お金の稼ぎ方と愛の買い方

 お金の稼げない人が、他人の稼ぎ方を「汚い」と批判するのは、事実認識価値判断の混同だ。要するにキツネ「酸っぱい葡萄」心理の表出だ。先日会話のあった某富裕層日本人の言葉を借りると、「稼ぎ方評論はまず稼いでからした方がいい」と。

 ニーチェ曰く「弱者は解釈で世界を変える」。まさにその通りだ。自分の貧しさ、あるいは望んだお金が手に入らないという欲求不満から生まれるルサンチマンの感情にほかならない。世界を力で変えることができない人は、「解釈」で世界を変えるのだ。
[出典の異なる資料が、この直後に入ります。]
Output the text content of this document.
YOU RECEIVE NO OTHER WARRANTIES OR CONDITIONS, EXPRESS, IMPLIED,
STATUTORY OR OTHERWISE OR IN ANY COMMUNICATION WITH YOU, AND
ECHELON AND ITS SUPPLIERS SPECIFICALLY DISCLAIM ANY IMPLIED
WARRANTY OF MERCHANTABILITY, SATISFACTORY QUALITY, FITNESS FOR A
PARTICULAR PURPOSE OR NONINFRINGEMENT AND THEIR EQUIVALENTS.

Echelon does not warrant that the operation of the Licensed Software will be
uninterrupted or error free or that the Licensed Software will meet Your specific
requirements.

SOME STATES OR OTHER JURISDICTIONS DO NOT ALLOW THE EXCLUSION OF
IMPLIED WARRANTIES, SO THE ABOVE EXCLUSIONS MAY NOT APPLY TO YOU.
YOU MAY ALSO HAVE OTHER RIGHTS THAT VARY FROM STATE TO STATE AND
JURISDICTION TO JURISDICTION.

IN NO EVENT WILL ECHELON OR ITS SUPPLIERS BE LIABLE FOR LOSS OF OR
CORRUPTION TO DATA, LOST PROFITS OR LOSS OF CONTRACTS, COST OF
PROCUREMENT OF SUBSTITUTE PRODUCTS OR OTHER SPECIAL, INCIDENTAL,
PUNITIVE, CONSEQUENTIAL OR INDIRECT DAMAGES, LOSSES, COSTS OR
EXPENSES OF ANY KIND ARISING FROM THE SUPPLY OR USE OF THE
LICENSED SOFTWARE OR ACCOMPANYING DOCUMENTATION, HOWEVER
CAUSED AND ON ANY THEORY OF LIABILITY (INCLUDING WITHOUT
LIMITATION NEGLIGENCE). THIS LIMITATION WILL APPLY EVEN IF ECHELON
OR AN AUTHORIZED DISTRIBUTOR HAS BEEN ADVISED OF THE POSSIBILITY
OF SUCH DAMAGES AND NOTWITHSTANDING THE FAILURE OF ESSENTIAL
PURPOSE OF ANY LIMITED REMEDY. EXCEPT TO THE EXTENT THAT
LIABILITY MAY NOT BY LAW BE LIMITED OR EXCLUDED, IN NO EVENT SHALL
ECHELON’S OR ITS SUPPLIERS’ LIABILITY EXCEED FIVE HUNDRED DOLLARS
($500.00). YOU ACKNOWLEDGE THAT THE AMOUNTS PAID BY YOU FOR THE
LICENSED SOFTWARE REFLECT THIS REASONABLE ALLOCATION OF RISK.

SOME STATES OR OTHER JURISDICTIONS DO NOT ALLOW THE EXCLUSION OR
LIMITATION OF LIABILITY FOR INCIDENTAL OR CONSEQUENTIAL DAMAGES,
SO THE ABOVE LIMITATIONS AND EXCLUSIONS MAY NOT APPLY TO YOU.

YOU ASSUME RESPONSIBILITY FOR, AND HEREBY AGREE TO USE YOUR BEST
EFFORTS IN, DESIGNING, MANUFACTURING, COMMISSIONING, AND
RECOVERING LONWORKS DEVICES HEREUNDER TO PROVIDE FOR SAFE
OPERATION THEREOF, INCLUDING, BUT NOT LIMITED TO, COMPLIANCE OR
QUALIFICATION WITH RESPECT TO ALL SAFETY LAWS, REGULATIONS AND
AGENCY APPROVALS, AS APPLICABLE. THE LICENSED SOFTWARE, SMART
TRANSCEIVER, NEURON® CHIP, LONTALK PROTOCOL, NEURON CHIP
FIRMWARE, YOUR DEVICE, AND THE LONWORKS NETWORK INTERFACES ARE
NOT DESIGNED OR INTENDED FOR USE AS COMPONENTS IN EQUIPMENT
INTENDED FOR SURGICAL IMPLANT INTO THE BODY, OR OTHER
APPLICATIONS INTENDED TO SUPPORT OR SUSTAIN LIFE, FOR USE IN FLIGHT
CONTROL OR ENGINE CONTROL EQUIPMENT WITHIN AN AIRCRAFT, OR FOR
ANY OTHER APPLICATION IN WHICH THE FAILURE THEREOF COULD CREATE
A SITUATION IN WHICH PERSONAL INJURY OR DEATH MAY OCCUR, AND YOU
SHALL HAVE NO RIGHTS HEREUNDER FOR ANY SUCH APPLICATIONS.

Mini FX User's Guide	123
 「たくさんのお金は要らない」と言っている人の多くは、たくさんのお金が稼げない人だ。お金はたくさんあったほうがいいに決まっている。お金は別に自分にだけ使うものではない。世のため他人のために有益に使いたいなら、まずは自分や家族に必要な分以上のお金を稼ぐ必要がある。
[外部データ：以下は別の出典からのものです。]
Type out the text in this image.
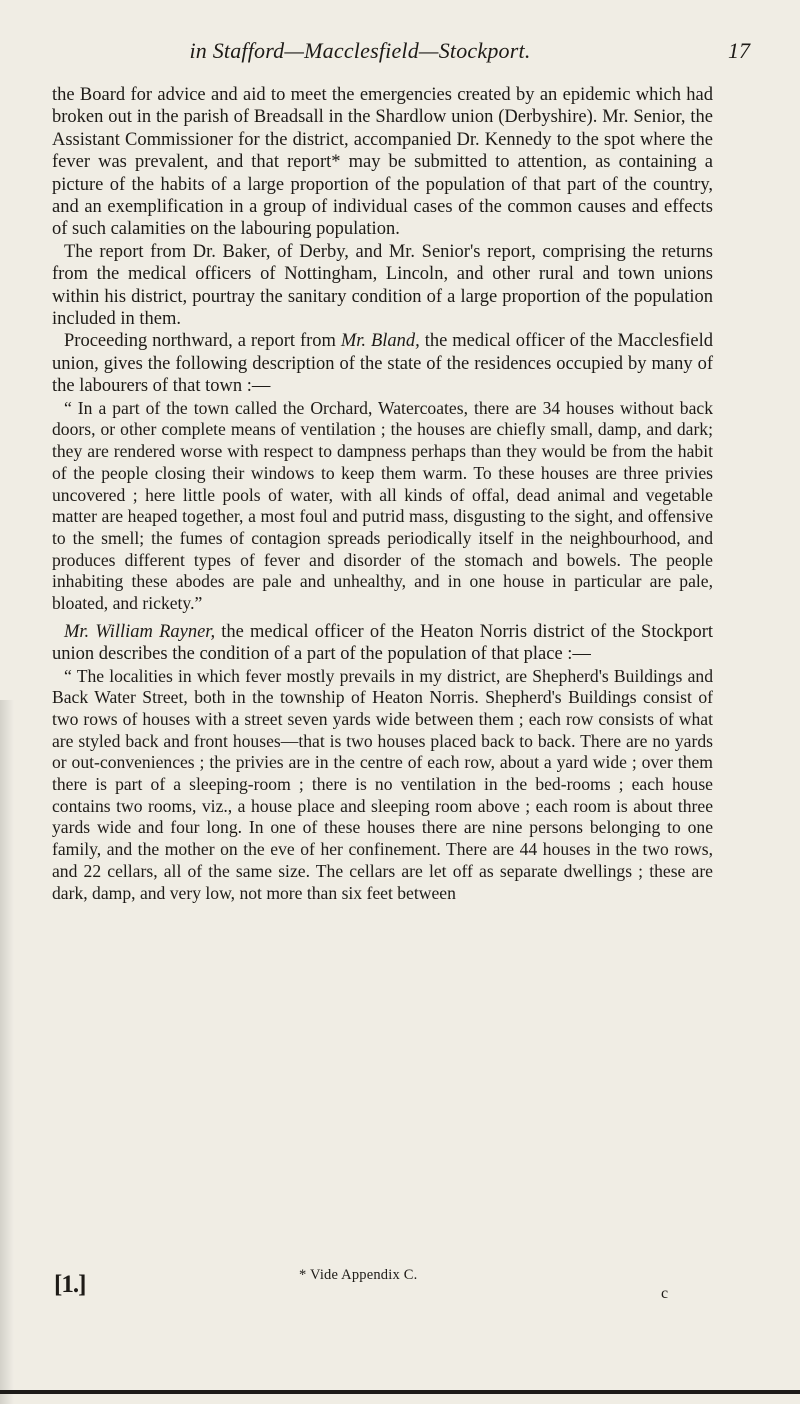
in Stafford—Macclesfield—Stockport.	17

the Board for advice and aid to meet the emergencies created by an epidemic which had broken out in the parish of Breadsall in the Shardlow union (Derbyshire). Mr. Senior, the Assistant Commissioner for the district, accompanied Dr. Kennedy to the spot where the fever was prevalent, and that report* may be submitted to attention, as containing a picture of the habits of a large proportion of the population of that part of the country, and an exemplification in a group of individual cases of the common causes and effects of such calamities on the labouring population.

The report from Dr. Baker, of Derby, and Mr. Senior's report, comprising the returns from the medical officers of Nottingham, Lincoln, and other rural and town unions within his district, pourtray the sanitary condition of a large proportion of the population included in them.

Proceeding northward, a report from Mr. Bland, the medical officer of the Macclesfield union, gives the following description of the state of the residences occupied by many of the labourers of that town :—

“ In a part of the town called the Orchard, Watercoates, there are 34 houses without back doors, or other complete means of ventilation ; the houses are chiefly small, damp, and dark; they are rendered worse with respect to dampness perhaps than they would be from the habit of the people closing their windows to keep them warm. To these houses are three privies uncovered ; here little pools of water, with all kinds of offal, dead animal and vegetable matter are heaped together, a most foul and putrid mass, disgusting to the sight, and offensive to the smell; the fumes of contagion spreads periodically itself in the neighbourhood, and produces different types of fever and disorder of the stomach and bowels. The people inhabiting these abodes are pale and unhealthy, and in one house in particular are pale, bloated, and rickety.”

Mr. William Rayner, the medical officer of the Heaton Norris district of the Stockport union describes the condition of a part of the population of that place :—

“ The localities in which fever mostly prevails in my district, are Shepherd's Buildings and Back Water Street, both in the township of Heaton Norris. Shepherd's Buildings consist of two rows of houses with a street seven yards wide between them ; each row consists of what are styled back and front houses—that is two houses placed back to back. There are no yards or out-conveniences ; the privies are in the centre of each row, about a yard wide ; over them there is part of a sleeping-room ; there is no ventilation in the bed-rooms ; each house contains two rooms, viz., a house place and sleeping room above ; each room is about three yards wide and four long. In one of these houses there are nine persons belonging to one family, and the mother on the eve of her confinement. There are 44 houses in the two rows, and 22 cellars, all of the same size. The cellars are let off as separate dwellings ; these are dark, damp, and very low, not more than six feet between

* Vide Appendix C.
[1.]	c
 「愛はお金で買えない」というのも同じだ。言い訳や嫉妬にすぎない。「愛はお金で買えない」とは、お金が溢れている人か、愛が溢れている人か、両方が溢れている人しか言えないことだ。そもそも、愛とお金を同次元で語ったらもうアウトだ。発言者はどっちも欠乏している人なのかもしれない。

 思うに、愛はお金で買えるときもあれば、買えないときもある。もちろん、お金の額にもよる。ただ、愛はお金で育てられることがある。愛は動態的だからだ。愛が成長株だとすれば、投資にはある程度の元手が必要だろう。